Releases: delta-io/delta-sharing
Delta Sharing 0.2.0
We are excited to announce the release of Delta Sharing 0.2.0, which introduces the following improvements and fixes multiple issues:
Improvements:
- Added official Docker images for Delta Sharing Server
- Added an examples project to show how to try the open Delta Sharing Server (#26)
- Added the
conf
directory to the Delta Sharing Server classpath to allow users to add their Hadoop configuration files in the directory (#45) - Added retry with exponential backoff for REST requests in the Python connector (#49)
Bug fixes:
- Added the minimum
fsspec
requirement in the Python connector (#23) - Fixed an issue when files in a table have no stats in the Python connector (#30)
- Improve error handling in Delta Sharing Server to report 400 Bad Request properly (#32)
- Fixed the table schema when a table is empty in the Python connector (#37)
- Fixed KeyError when there are no shared tables in the Python connector (#50)
Credits: Denny Lee, Matei Zaharia, Shixiong Zhu, Yaohua, Yuhong Chen, dobachi
Delta Sharing 0.1.0
We are excited to announce the release of Delta Sharing 0.1.0.

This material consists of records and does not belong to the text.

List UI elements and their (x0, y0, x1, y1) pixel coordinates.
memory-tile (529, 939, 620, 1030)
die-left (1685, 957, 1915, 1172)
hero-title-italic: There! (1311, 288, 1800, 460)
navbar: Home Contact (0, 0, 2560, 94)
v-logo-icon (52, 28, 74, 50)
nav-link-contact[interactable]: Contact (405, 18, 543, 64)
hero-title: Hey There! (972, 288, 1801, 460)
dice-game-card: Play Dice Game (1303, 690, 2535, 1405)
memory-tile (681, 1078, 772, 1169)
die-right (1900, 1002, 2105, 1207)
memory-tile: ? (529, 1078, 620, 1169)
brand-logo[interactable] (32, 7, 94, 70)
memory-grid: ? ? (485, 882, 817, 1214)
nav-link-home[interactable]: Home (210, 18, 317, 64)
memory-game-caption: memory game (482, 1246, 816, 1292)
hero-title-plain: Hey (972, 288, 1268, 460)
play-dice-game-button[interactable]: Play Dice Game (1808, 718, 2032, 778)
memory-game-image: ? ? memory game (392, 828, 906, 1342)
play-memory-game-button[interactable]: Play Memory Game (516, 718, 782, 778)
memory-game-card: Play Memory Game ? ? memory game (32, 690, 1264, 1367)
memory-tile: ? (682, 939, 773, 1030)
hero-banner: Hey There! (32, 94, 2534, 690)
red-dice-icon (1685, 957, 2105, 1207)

Delta Sharing is an open protocol for secure real-time exchange of large datasets, which enables organizations to share data in real time regardless of which computing platforms they use. It is a simple REST protocol that securely shares access to part of a cloud dataset and leverages modern cloud storage systems, such as S3, ADLS, or GCS, to reliably transfer data.
With Delta Sharing, a user accessing shared data can directly connect to it through pandas, Tableau, Apache Spark, Rust, Python, or dozens of other systems that support the open protocol, without having to deploy a specific compute platform first. This makes life simpler for both data providers and consumers. Data providers can share a dataset once to reach a broad range of consumers on any platform, and data consumers can get started using the data in minutes on their existing computing tools.
This repo includes the following components:
- Delta Sharing protocol specification.
- Python Connector: A Python library that implements the Delta Sharing Protocol to read shared tables as pandas DataFrame or Apache Spark DataFrames.
- Apache Spark Connector: An Apache Spark connector that implements the Delta Sharing Protocol to read shared tables from a Delta Sharing Server. The tables can then be accessed in SQL, Python, Java, Scala, or R.
- Delta Sharing Server: A reference implementation server for the Delta Sharing Protocol for development purposes. Users can deploy this server to share existing tables in Delta Lake and Apache Parquet format on modern cloud storage systems.
See the documentation for more details.